Por que a Coreia do Norte é tão fechada?

Para garantir o controle total sobre o país, o regime da família Kim distribuiu mentiras ao longo dos anos, escondendo até que os americanos visitaram a Lua
Soldados na frente de fotos de Kim Il-sung (esquerda), fundador da Coreia do Norte, e o último líder do país, Kim Jong-il, durante parada militar pelo centenário de nascimento de Kim Il-sung em Pyongyang

Soldados na frente de fotos de Kim Il-sung (esquerda), fundador da Coreia do Norte, e o último líder do país, Kim Jong-il, durante parada militar pelo centenário de nascimento de Kim Il-sung em Pyongyang (Bobby Yip/Reuters/VEJA)

Após a Guerra da Coreia (1950-1953), o ditador Kim il-Sung inventou várias mentiras para sedimentar seu poder na Coreia do Norte.

Uma delas foi afirmar que foi a Coreia do Sul e os Estados Unidos que invadiram o Norte, dando origem à batalha que se estendeu por três anos. Ele também omitiu qualquer participação da União Soviética e da China. Toda a vitória foi creditada a ele mesmo e a seus camaradas coreanos.

Na realidade, foi Kim il-Sung que pressionou Stalin, em sucessivos encontros, para que ele o ajudasse a invadir o Sul. O soviético só concordou com a ação porque Kim il-Sung lhe assegurara que os habitantes do Sul celebrariam a invasão e formariam guerrilhas para apoiá-los, o que não ocorreu.

Após a invasão surpresa, em junho de 1950, o Conselho de Segurança da ONU votou por formar uma força, que teve a contribuição de dezessete países, para conter a ofensiva, sob comando americano e bandeira da ONU.

Para fazer suas mentiras colarem, Kim il-Sung fechou completamente o país.

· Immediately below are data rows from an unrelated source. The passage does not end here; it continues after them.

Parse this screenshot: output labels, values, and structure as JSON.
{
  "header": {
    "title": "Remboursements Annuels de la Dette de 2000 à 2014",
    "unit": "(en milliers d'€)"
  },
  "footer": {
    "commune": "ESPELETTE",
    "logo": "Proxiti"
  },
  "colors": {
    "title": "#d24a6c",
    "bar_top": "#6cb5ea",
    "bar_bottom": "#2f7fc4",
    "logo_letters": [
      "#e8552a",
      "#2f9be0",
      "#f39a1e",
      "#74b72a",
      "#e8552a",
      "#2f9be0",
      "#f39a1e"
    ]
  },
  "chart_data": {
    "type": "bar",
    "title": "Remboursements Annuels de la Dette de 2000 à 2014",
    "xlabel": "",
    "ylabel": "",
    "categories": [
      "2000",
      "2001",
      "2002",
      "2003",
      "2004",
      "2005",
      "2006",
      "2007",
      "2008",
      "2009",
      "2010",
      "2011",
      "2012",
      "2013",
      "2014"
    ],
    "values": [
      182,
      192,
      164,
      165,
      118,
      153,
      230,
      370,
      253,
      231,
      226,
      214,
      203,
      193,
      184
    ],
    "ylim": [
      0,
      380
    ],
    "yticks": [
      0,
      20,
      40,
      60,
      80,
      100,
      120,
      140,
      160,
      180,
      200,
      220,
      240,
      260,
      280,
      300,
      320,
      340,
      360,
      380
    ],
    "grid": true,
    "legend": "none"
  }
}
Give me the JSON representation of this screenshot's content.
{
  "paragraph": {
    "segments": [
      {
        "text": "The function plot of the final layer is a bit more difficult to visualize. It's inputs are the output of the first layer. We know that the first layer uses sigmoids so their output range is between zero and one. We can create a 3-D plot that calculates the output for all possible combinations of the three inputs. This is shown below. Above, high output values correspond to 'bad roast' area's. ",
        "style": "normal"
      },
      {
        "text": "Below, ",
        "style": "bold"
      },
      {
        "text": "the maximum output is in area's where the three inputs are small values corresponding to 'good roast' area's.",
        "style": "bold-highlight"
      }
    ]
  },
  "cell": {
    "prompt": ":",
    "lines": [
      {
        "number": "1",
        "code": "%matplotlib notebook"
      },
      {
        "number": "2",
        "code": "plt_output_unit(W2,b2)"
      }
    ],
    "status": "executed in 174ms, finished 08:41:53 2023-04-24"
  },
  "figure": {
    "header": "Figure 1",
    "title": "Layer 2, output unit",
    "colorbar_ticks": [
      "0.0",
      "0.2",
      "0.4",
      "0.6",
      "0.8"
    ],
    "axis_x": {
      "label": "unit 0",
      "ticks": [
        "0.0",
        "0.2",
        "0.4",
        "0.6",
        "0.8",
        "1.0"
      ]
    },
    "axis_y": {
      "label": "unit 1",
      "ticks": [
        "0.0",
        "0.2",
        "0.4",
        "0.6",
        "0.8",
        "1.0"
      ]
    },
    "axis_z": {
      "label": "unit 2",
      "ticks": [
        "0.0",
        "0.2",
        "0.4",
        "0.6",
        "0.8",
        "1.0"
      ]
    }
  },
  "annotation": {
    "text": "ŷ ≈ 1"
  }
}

A Coreia do Norte tornou-se então uma grande prisão, em que o ditador decide quem pode viajar para o exterior e o que cada um pode assistir ou ler.

O isolamento também impede que sua autoridade seja criticada. “O país tenta bloquear a entrada no país de informações do mundo exterior. Nenhum dos livros escolares conta que o homem pisou na Lua, porque quem fez isso foram os americanos. Nos anos 1990, quando entre 600 000 e 3 milhões de pessoas morreram de fome, a propaganda dizia às pessoas que o mundo inteiro estava no mesmo estado de caos, e que a Coreia do Norte ainda estava melhor que o resto”, diz Greg Scarlatoiu, diretor do Comitê para os Direitos Humanos na Coreia do Norte, em Washington.

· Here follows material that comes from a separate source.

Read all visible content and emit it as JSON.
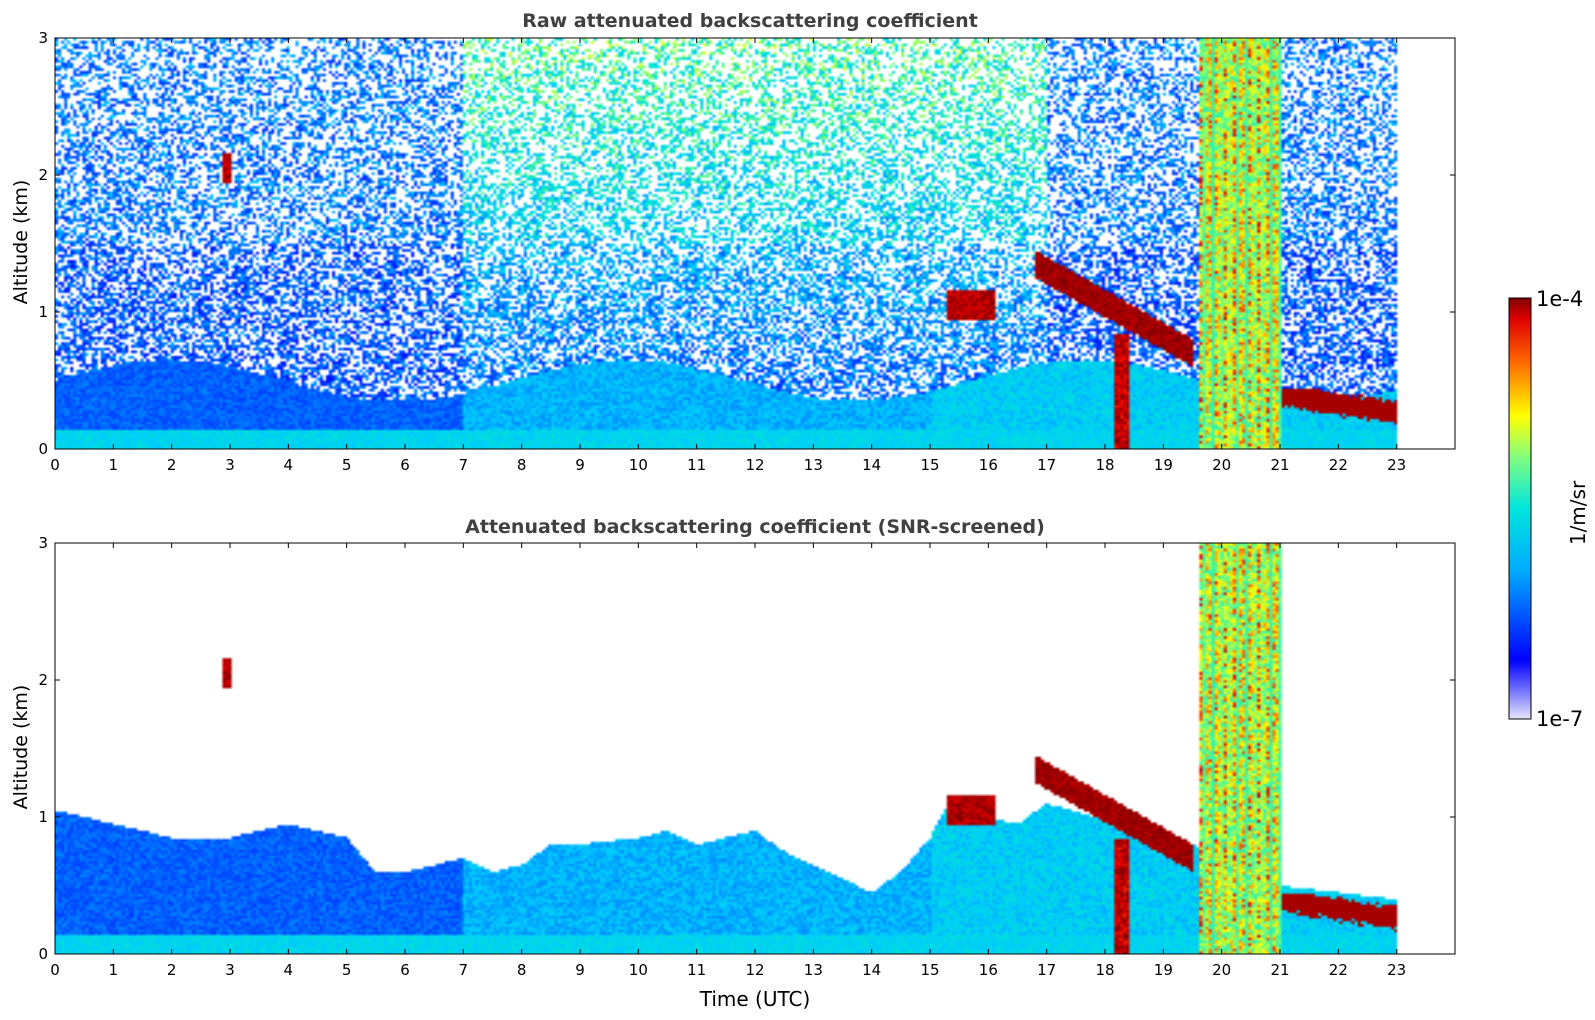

Hoje em dia, apesar da forte repressão da parte do regime, os norte-coreanos têm acesso a filmes americanos e novelas sul-coreanas contrabandeadas para dentro do país em cartões de memória e pen drives. Essa espécie de janela para o mundo é oferecida nos mercados informais e negros que se multiplicaram no país nos últimos anos.

“Existe uma mudança econômica acontecendo, só que ela não está conectada ao mundo externo. Kim Jong-un tenta manter um controle grande sob o tipo de atividade comercial que as pessoas podem realizar. Existem alguns pequenos negócios locais, mas nada muito grande, e a Coreia do Norte não é muito conectada à economia global, parcialmente por escolha própria, e parcialmente por causa das sanções também”, diz Charles Armstrong, diretor do centro de estudos coreanos da Universidade de Columbia, nos Estados Unidos.